El problema con estos paños es que suelen permanecer mucho tiempo en las condiciones más inadecuadas que se pueden tener y esto da pie al desarrollo y crecimiento muy apresurado de los enemigos de la limpieza: BACTERIAS. Pongamos un ejemplo, estamos preparando una merengada y se nos derrama un poco de leche sobre el mesón: el paño rápidamente repara la falla. Luego de disfrutar la merengada, lavamos la licuadora y el vaso donde disfrutamos nuestra rápida cena y como no nos gusta dejarlos fuera del gabinete, los secamos utilizando el mismo paño y luego los guardamos. Si se derramó agua durante el acto de fregar, el paño seca los alrededores y finalmente al terminar la jornada, el paño sirve para secarnos las manos y como en un acto simbólico, colgarlo sobre el gabinete nos da la señal de que terminamos la jornada de ese día. ¿Les resulta familiar?
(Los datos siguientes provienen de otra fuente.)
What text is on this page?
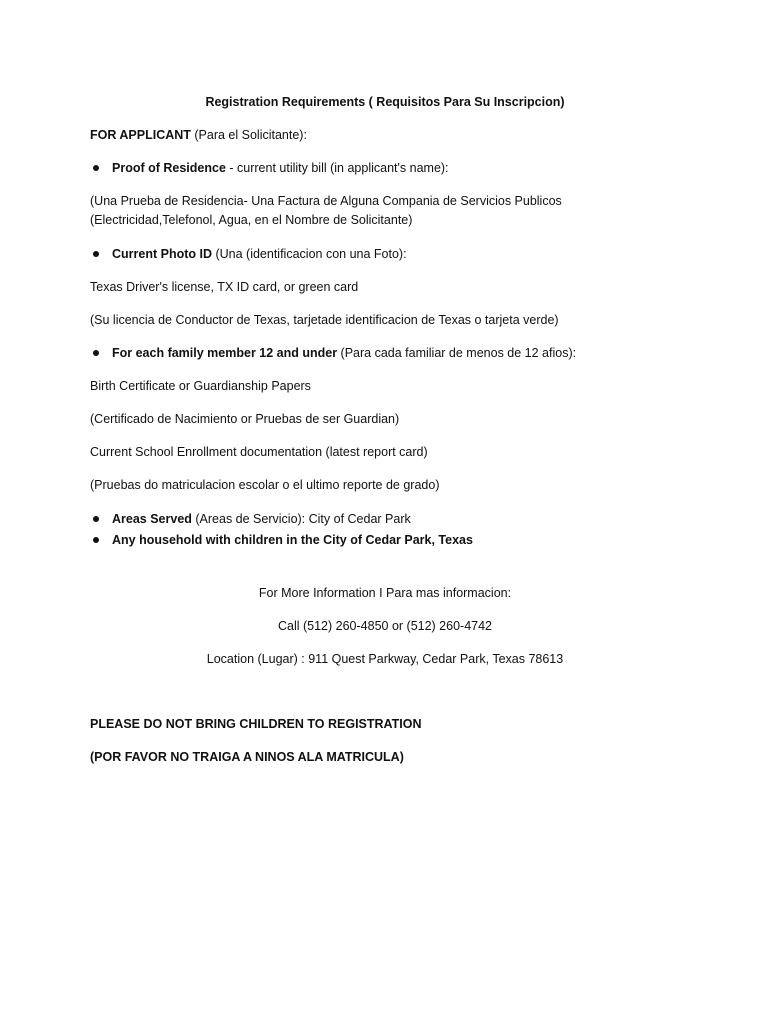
Registration Requirements ( Requisitos Para Su Inscripcion)
FOR APPLICANT (Para el Solicitante):
Proof of Residence - current utility bill (in applicant's name):
(Una Prueba de Residencia- Una Factura de Alguna Compania de Servicios Publicos
(Electricidad,Telefonol, Agua, en el Nombre de Solicitante)
Current Photo ID (Una (identificacion con una Foto):
Texas Driver's license, TX ID card, or green card
(Su licencia de Conductor de Texas, tarjetade identificacion de Texas o tarjeta verde)
For each family member 12 and under (Para cada familiar de menos de 12 afios):
Birth Certificate or Guardianship Papers
(Certificado de Nacimiento or Pruebas de ser Guardian)
Current School Enrollment documentation (latest report card)
(Pruebas do matriculacion escolar o el ultimo reporte de grado)
Areas Served (Areas de Servicio): City of Cedar Park
Any household with children in the City of Cedar Park, Texas
For More Information I Para mas informacion:
Call (512) 260-4850 or (512) 260-4742
Location (Lugar) : 911 Quest Parkway, Cedar Park, Texas 78613
PLEASE DO NOT BRING CHILDREN TO REGISTRATION
(POR FAVOR NO TRAIGA A NINOS ALA MATRICULA)
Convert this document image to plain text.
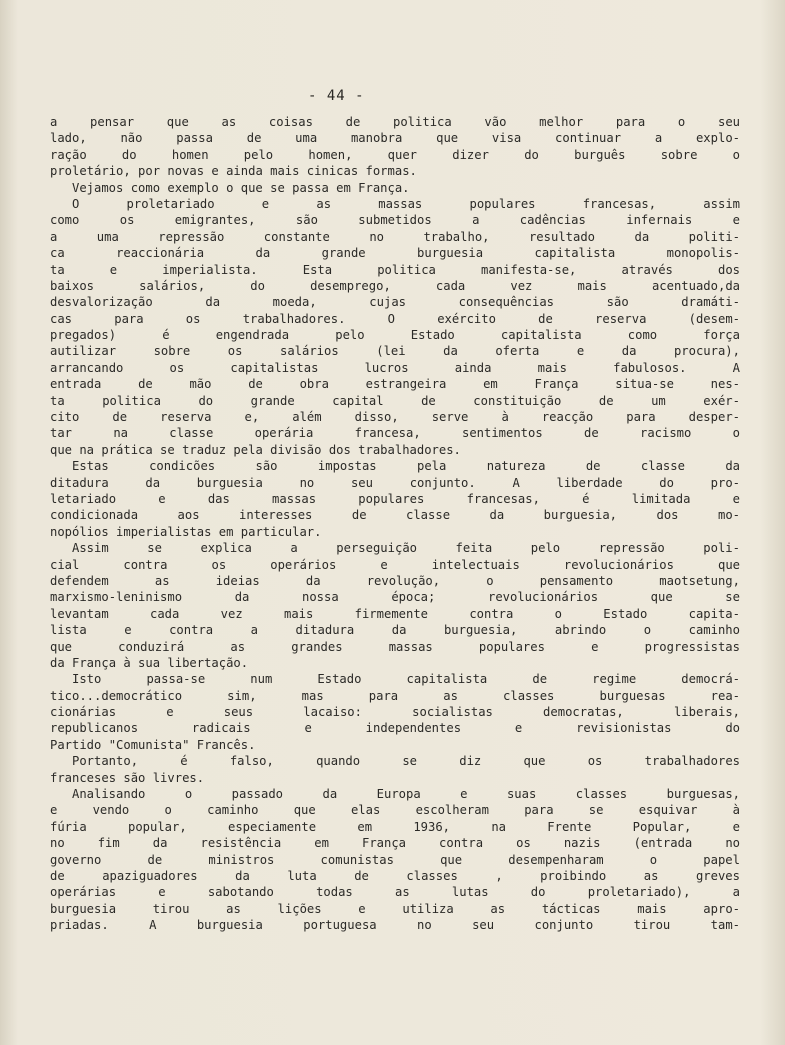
- 44 -
a pensar que as coisas de politica vão melhor para o seu
lado, não passa de uma manobra que visa continuar a explo-
ração do homen pelo homen, quer dizer do burguês sobre o
proletário, por novas e ainda mais cinicas formas.
Vejamos como exemplo o que se passa em França.
O proletariado e as massas populares francesas, assim
como os emigrantes, são submetidos a cadências infernais e
a uma repressão constante no trabalho, resultado da politi-
ca reaccionária da grande burguesia capitalista monopolis-
ta e imperialista. Esta politica manifesta-se, através dos
baixos salários, do desemprego, cada vez mais acentuado,da
desvalorização da moeda, cujas consequências são dramáti-
cas para os trabalhadores. O exército de reserva (desem-
pregados) é engendrada pelo Estado capitalista como força
autilizar sobre os salários (lei da oferta e da procura),
arrancando os capitalistas lucros ainda mais fabulosos. A
entrada de mão de obra estrangeira em França situa-se nes-
ta politica do grande capital de constituição de um exér-
cito de reserva e, além disso, serve à reacção para desper-
tar na classe operária francesa, sentimentos de racismo o
que na prática se traduz pela divisão dos trabalhadores.
Estas condicões são impostas pela natureza de classe da
ditadura da burguesia no seu conjunto. A liberdade do pro-
letariado e das massas populares francesas, é limitada e
condicionada aos interesses de classe da burguesia, dos mo-
nopólios imperialistas em particular.
Assim se explica a perseguição feita pelo repressão poli-
cial contra os operários e intelectuais revolucionários que
defendem as ideias da revolução, o pensamento maotsetung,
marxismo-leninismo da nossa época; revolucionários que se
levantam cada vez mais firmemente contra o Estado capita-
lista e contra a ditadura da burguesia, abrindo o caminho
que conduzirá as grandes massas populares e progressistas
da França à sua libertação.
Isto passa-se num Estado capitalista de regime democrá-
tico...democrático sim, mas para as classes burguesas rea-
cionárias e seus lacaiso: socialistas democratas, liberais,
republicanos radicais e independentes e revisionistas do
Partido "Comunista" Francês.
Portanto, é falso, quando se diz que os trabalhadores
franceses são livres.
Analisando o passado da Europa e suas classes burguesas,
e vendo o caminho que elas escolheram para se esquivar à
fúria popular, especiamente em 1936, na Frente Popular, e
no fim da resistência em França contra os nazis (entrada no
governo de ministros comunistas que desempenharam o papel
de apaziguadores da luta de classes , proibindo as greves
operárias e sabotando todas as lutas do proletariado), a
burguesia tirou as lições e utiliza as tácticas mais apro-
priadas. A burguesia portuguesa no seu conjunto tirou tam-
Ahora les cuento lo que un ojo experto deduce del procedimiento: Al limpiar la leche, restos de azúcar, grasa y proteínas se adhieren al paño –haciendo el entorno perfecto para alimentar a un batallón de bacterias- como todo en la cocina suele estar cerca de la hornilla, suele estar muy tibio, digamos unos 36° C –temperatura ideal para desarrollarse- y finalmente  como el paño no es estéril y la cocina tampoco, los microorganismos que estaban en el paño encontraron el lugar perfecto para crecer rápidamente. Si éste escenario no es lo suficientemente aterrador, les comento que al secar los utensilios y las manos con este paño, diseminamos cientos de colonias de estas bacterias, que estarán listas para crecer en el momento que le demos oportunidad.
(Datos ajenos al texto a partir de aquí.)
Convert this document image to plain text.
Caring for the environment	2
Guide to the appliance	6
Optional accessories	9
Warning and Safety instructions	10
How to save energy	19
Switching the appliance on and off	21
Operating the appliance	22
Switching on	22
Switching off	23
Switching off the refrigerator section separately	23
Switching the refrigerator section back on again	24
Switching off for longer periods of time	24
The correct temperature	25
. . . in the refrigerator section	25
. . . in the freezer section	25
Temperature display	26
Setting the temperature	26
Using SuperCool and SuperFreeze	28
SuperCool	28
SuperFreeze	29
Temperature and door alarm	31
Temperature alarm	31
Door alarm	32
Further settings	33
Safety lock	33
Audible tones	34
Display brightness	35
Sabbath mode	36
Es posible que en este momento sufran un ligero ataque de pánico, a mi me pasó. Pero algunos prácticos consejos les ayudarán a minimizar los riesgos:

  1. Los paños de tela quedan hermosos en los gabinetes, déjelos allí y utilícelos sólo para secar las manos.
  2. Permita que sus platos y utensilios sean inteligentes. Déjelos secar al aire libre, créanme, eso es menos riesgoso.
  3. Utilice paños desechables para limpiar los “accidentes” que inevitablemente ocurren en la cocina.
  4. Cambie con una frecuencia no mayor de 15 días, la esponja para fregar. Hay algunas en el mercado que poseen aditivos antibacteriales que retrasan el crecimiento de microorganismos. Se las recomiendo.
  5. Bajo ninguna circunstancia deje remojando la esponja de fregar en un recipiente con agua y jabón. Este es el perfecto caldo de cultivo para que las bacterias se desarrollen.
  6. Utilice su nariz como detector, si percibe algún olor desagradable, descártelo de inmediato.
  7. La vista también nos puede orientar, utilice paños de colores claros, manchas pardas o negras son un mal indicio, lave con agua caliente para minimizar los riesgos.
  8. Finalmente, trate de mantener el área de trabajo bien limpia y si se derrama algún líquido límpielo de inmediato. Utilice el limpiador de su preferencia y después pase un paño limpio  para eliminar los residuos y prevenir que entren en contacto con los alimentos.

Este es el primer paso para una alimentación sana y en una cocina hermosamente decorada. Hasta la próxima.